どうやって隠れていたのか。怪しげな場所は調査されただろうに。
まぁそれは後か。
今は奴を追い詰めるだけだ。
体に走らせた魔力で強化された身体能力で、夜の大通りを走り抜ける。
報告から既に五秒は経っているが、未だに連絡はないのは、デイビスが転移魔法を使っていないからだろう。
『デイビス。大通りに出ます!』
三番地の大通りと言えば、今、オレが走っている所しかない。
自分から来たか。
オレの視界の向こう。金髪の中年男性が大通りに走って出てくる。それはオレの姿を認めるや、すぐに来た道を戻り始める。奴がデイビスだ。
オレは視界からデイビスを外さないようにしつつ、しかし、無理をして追いつきもしない。

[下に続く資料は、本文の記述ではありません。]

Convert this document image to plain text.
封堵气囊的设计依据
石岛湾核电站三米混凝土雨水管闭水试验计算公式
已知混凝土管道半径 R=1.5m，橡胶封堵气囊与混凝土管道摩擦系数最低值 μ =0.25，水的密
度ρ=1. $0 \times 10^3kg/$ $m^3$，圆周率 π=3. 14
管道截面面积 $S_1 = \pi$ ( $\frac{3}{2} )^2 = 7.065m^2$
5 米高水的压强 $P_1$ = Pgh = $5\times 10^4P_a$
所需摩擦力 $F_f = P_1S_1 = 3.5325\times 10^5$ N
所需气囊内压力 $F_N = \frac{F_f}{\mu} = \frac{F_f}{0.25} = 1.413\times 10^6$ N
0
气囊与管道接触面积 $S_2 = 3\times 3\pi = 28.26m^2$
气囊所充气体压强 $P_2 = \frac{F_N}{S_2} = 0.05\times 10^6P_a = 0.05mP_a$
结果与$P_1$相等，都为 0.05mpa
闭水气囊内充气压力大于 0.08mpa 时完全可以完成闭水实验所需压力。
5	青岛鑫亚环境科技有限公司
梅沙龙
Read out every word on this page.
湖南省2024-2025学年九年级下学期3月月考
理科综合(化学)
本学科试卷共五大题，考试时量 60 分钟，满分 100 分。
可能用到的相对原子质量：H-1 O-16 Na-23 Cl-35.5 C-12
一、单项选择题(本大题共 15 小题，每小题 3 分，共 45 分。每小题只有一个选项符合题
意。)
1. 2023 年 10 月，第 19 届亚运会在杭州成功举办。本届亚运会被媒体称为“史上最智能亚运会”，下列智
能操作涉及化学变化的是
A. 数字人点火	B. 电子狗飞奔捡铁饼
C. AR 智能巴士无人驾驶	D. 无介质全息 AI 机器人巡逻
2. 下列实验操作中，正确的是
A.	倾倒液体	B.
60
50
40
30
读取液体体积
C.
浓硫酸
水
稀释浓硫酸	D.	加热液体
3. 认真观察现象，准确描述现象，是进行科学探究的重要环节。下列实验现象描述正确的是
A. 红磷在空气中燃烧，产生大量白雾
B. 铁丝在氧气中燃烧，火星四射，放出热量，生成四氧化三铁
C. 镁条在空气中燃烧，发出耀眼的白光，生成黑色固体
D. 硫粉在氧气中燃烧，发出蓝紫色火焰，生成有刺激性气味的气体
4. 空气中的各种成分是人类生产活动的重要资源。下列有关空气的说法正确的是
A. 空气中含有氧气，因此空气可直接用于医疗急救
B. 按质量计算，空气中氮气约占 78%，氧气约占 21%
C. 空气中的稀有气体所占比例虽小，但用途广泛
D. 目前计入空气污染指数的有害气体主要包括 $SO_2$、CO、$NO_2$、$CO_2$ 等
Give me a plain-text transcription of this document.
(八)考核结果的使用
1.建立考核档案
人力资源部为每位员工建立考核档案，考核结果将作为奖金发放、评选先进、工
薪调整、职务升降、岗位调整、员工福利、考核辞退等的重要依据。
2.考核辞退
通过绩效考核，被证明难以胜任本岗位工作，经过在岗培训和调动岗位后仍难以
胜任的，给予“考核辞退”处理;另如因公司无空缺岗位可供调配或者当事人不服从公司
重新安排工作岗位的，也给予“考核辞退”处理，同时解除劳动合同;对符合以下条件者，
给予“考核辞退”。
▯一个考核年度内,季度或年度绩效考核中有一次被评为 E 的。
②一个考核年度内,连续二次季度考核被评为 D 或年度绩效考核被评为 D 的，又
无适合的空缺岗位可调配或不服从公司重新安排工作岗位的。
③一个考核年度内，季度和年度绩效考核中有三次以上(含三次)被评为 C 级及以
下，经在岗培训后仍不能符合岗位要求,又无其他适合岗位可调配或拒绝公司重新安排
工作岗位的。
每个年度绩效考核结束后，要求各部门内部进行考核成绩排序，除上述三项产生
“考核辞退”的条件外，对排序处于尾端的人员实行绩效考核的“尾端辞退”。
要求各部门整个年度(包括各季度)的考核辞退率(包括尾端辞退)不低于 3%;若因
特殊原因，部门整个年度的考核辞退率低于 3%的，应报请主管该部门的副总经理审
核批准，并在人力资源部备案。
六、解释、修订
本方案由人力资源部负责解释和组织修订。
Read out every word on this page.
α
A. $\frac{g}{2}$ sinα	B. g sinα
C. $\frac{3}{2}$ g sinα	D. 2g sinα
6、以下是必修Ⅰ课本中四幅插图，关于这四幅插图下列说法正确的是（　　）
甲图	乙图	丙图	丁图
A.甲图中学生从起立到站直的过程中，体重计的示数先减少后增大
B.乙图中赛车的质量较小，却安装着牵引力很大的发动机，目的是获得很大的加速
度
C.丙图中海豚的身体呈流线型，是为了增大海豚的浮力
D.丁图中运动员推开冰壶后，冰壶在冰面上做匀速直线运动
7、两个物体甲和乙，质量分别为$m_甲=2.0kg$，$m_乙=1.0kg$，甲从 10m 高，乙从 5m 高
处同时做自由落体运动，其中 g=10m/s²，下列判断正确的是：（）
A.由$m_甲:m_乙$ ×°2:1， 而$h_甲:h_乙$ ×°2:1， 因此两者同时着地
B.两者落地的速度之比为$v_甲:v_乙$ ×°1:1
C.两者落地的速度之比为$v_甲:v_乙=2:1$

奴が中央部より外に行こうとする時は敢えて回り込んで、道を塞ぐ。
細い一本道にデイビスが入る。
オレはそれを追うが、走りながら、デイビスが魔法を発動させているのを見る。
「転移か!?」
『間に合わんね。リインフォースには伝えた。後は他の奴任せだ』
ヴァリアントの言葉の後、デイビスの姿が消える。
オレはそれに舌打ちした後、隊舎の司令室に指示を仰ぐ。リインフォースは追跡で手が離せない為、基本的に指示はローファス補佐官が居る司令室が出す事になっている。
「ハンター04より司令室。指示を」
『こちら司令室。ターゲットはハンター03と接触。ハンター04はポイント03へ移動せよ』
「ハンター04。了解。移動する」
おそらくハンター03のマッシュ先輩が中央に誘導しつつ、かなり移動したんだろう。オレはその開いたポイントの穴埋めだ。
「ヴァリアント。地図を」
『はいよ。公園まで追い込むには後、もうちょっと掛かるな』
地図に表示されている赤い点はまだまだ公園と距離がある。
追い込むのが作戦だが、出来れば、追い込む前に蹴りをつけたい。オレだけじゃなくて、先輩たちもそう思っているだろう。
オレは地図に従い、ポイント03へ移動を始めた。
デイビス・バッツを発見してから十五分。
第二分隊の追い込みにより、デイビス・バッツは公園の近くまで移動していた。
「逃げ足だけは速い!」
『そろそろ最終ポイントだぜ? チャンスは後一回あれば良い方だ』
大きめの自然公園の外側を走りながら、オレはヴァリアントの言葉に頷く。
ここに転移してくれば、デイビスの視界にはやてが入ってしまう。ここまでデイビスを追い込んだのなら、オレたちはデイビスがはやてに気づくのを待つべきなのだが、オレはそれを良しとはしていない。転移直後ならまだ手はある。
チャンスは後一回。
『ハンター04! そちらに』
「見えてる!」
オレの視界の端、転移してきたデイビスの姿が映る。
これが最後だ。
まだ、デイビスはこちらに気づいていない筈。オレは自身の最高速を出す事に決める。
「ミーティア」
オレの体を蒼い魔力光が包み込む。
加速魔法ミーティアで加速されたオレはデイビスに一瞬で迫る。転移直後のデイビスでは、反応しきれまい。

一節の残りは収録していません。